🤖 AI Summary
This work addresses the problem of efficiently determining the cluster membership of vertices in $(k, \phi, \varepsilon)$-clusterable graphs. The authors propose a hybrid representation based on logarithmic-length random walks, combined with nearest neighbor search to enable fast cluster membership queries. By constructing a representation that achieves the optimal sampling complexity dictated by the birthday paradox lower bound, their method is the first to theoretically guarantee that query complexity decreases as the number of clusters $k$ increases, thereby resolving a longstanding inconsistency between conceptual clarity and computational efficiency in prior approaches.

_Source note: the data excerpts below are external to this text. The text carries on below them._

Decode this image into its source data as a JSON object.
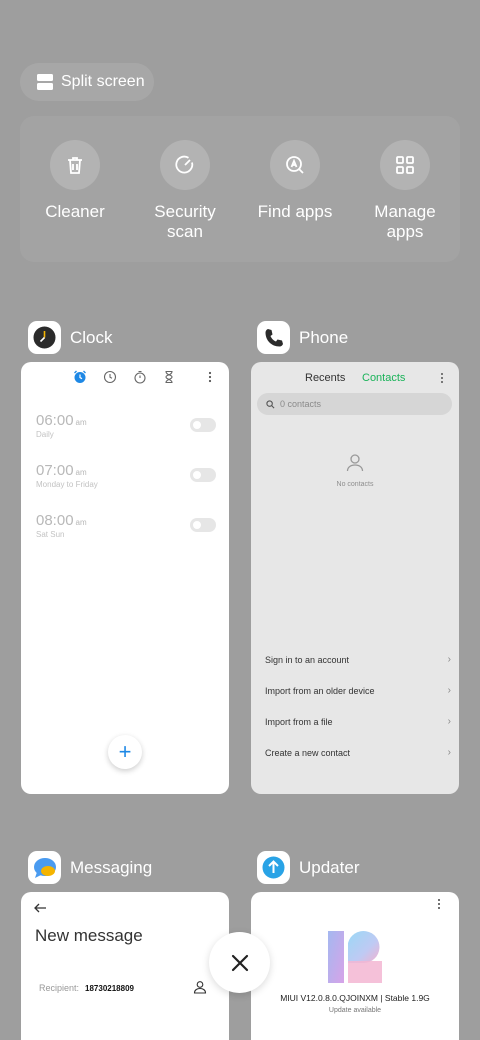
{
  "split_screen": {
    "label": "Split screen"
  },
  "tools": [
    {
      "line1": "Cleaner",
      "line2": "",
      "icon": "trash-icon"
    },
    {
      "line1": "Security",
      "line2": "scan",
      "icon": "security-scan-icon"
    },
    {
      "line1": "Find apps",
      "line2": "",
      "icon": "find-apps-icon"
    },
    {
      "line1": "Manage",
      "line2": "apps",
      "icon": "manage-apps-icon"
    }
  ],
  "apps": {
    "clock": {
      "name": "Clock",
      "alarms": [
        {
          "time": "06:00",
          "ampm": "am",
          "repeat": "Daily"
        },
        {
          "time": "07:00",
          "ampm": "am",
          "repeat": "Monday to Friday"
        },
        {
          "time": "08:00",
          "ampm": "am",
          "repeat": "Sat Sun"
        }
      ],
      "fab": "+"
    },
    "phone": {
      "name": "Phone",
      "tab_recents": "Recents",
      "tab_contacts": "Contacts",
      "search_placeholder": "0 contacts",
      "empty_label": "No contacts",
      "rows": [
        "Sign in to an account",
        "Import from an older device",
        "Import from a file",
        "Create a new contact"
      ]
    },
    "messaging": {
      "name": "Messaging",
      "title": "New message",
      "recipient_label": "Recipient:",
      "recipient_value": "18730218809"
    },
    "updater": {
      "name": "Updater",
      "version": "MIUI V12.0.8.0.QJOINXM | Stable 1.9G",
      "status": "Update available"
    }
  },
  "colors": {
    "background": "#9e9e9e",
    "accent_green": "#1bb35a",
    "accent_blue": "#1e88e5"
  }
}
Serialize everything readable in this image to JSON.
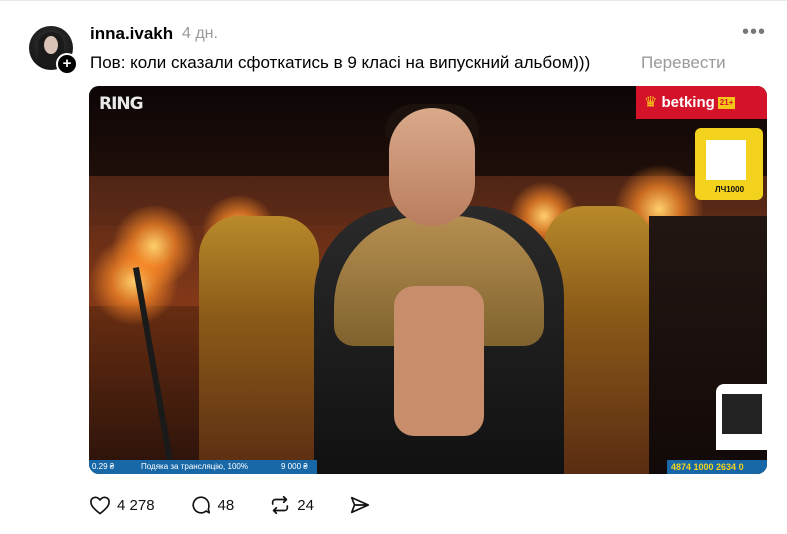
{
  "post": {
    "username": "inna.ivakh",
    "time": "4 дн.",
    "more_icon": "more-dots-icon",
    "caption": "Пов: коли сказали сфоткатись в 9 класі на випускний альбом)))",
    "translate": "Перевести"
  },
  "media": {
    "ring_logo": "RING",
    "brand": "betking",
    "brand_age": "21+",
    "brand_color": "#d4122a",
    "qr_code_text": "ЛЧ1000",
    "ticker_left_amount": "0.29 ₴",
    "ticker_left_text": "Подяка за трансляцію, 100%",
    "ticker_left_total": "9 000 ₴",
    "ticker_right": "4874 1000 2634 0"
  },
  "actions": {
    "like": {
      "icon": "heart-icon",
      "count": "4 278"
    },
    "comment": {
      "icon": "comment-icon",
      "count": "48"
    },
    "repost": {
      "icon": "repost-icon",
      "count": "24"
    },
    "share": {
      "icon": "share-icon"
    }
  }
}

The resulting clustering oracle achieves query time $\approx (n/k)^{1/2 + O(\varepsilon/\phi^2)}$ and space complexity $k \cdot (n/k)^{1/2 + O(\varepsilon/\phi^2)}$, matching the known theoretical lower bounds.
📝 Abstract
Given a vertex in a $(k, \varphi, \epsilon)$-clusterable graph, i.e. a graph whose vertex set can be partitioned into a disjoint union of $\varphi$-expanders of size $\approx n/k$ with outer conductance bounded by $\epsilon$, can one quickly tell which cluster it belongs to? This question goes back to the expansion testing problem of Goldreich and Ron'11. For $k=2$ a sample of $\approx n^{1/2+O(\epsilon/\varphi^2)}$ logarithmic length walks from a given vertex approximately determines its cluster membership by the birthday paradox: two vertices whose random walk samples are `close'are likely in the same cluster. The study of the general case $k>2$ was initiated by Czumaj, Peng and Sohler [STOC'15], and the works of Chiplunkar et al. [FOCS'18], Gluch et al. [SODA'21] showed that $\approx \text{poly}(k)\cdot n^{1/2+O(\epsilon/\varphi^2)}$ random walk samples suffice for general $k$. This matches the $k=2$ result up to polynomial factors in $k$, but creates a conceptual inconsistency: if the birthday paradox is the guiding phenomenon, then the query complexity should decrease with the number of clusters $k$! Since clusters have size $\approx n/k$, we expect to need $\approx (n/k)^{1/2+O(\epsilon/\varphi^2)}$ random walk samples, which decreases with $k$. We design a novel representation of vertices in a $(k, \varphi, \epsilon)$-clusterable graph by a mixture of logarithmic length walks. This representation uses the optimal $\approx (n/k)^{1/2+O(\epsilon/\varphi^2)}$ walks per vertex, and allows for a fast nearest neighbor search: given $k$ vertices representing the clusters, we can find the cluster of a given query vertex $x$ using nearly linear time in the representation size of $x$. This gives a clustering oracle with query time $\approx (n/k)^{1/2+O(\epsilon/\varphi^2)}$ and space complexity $k\cdot (n/k)^{1/2+O(\epsilon/\varphi^2)}$, matching the birthday paradox bound.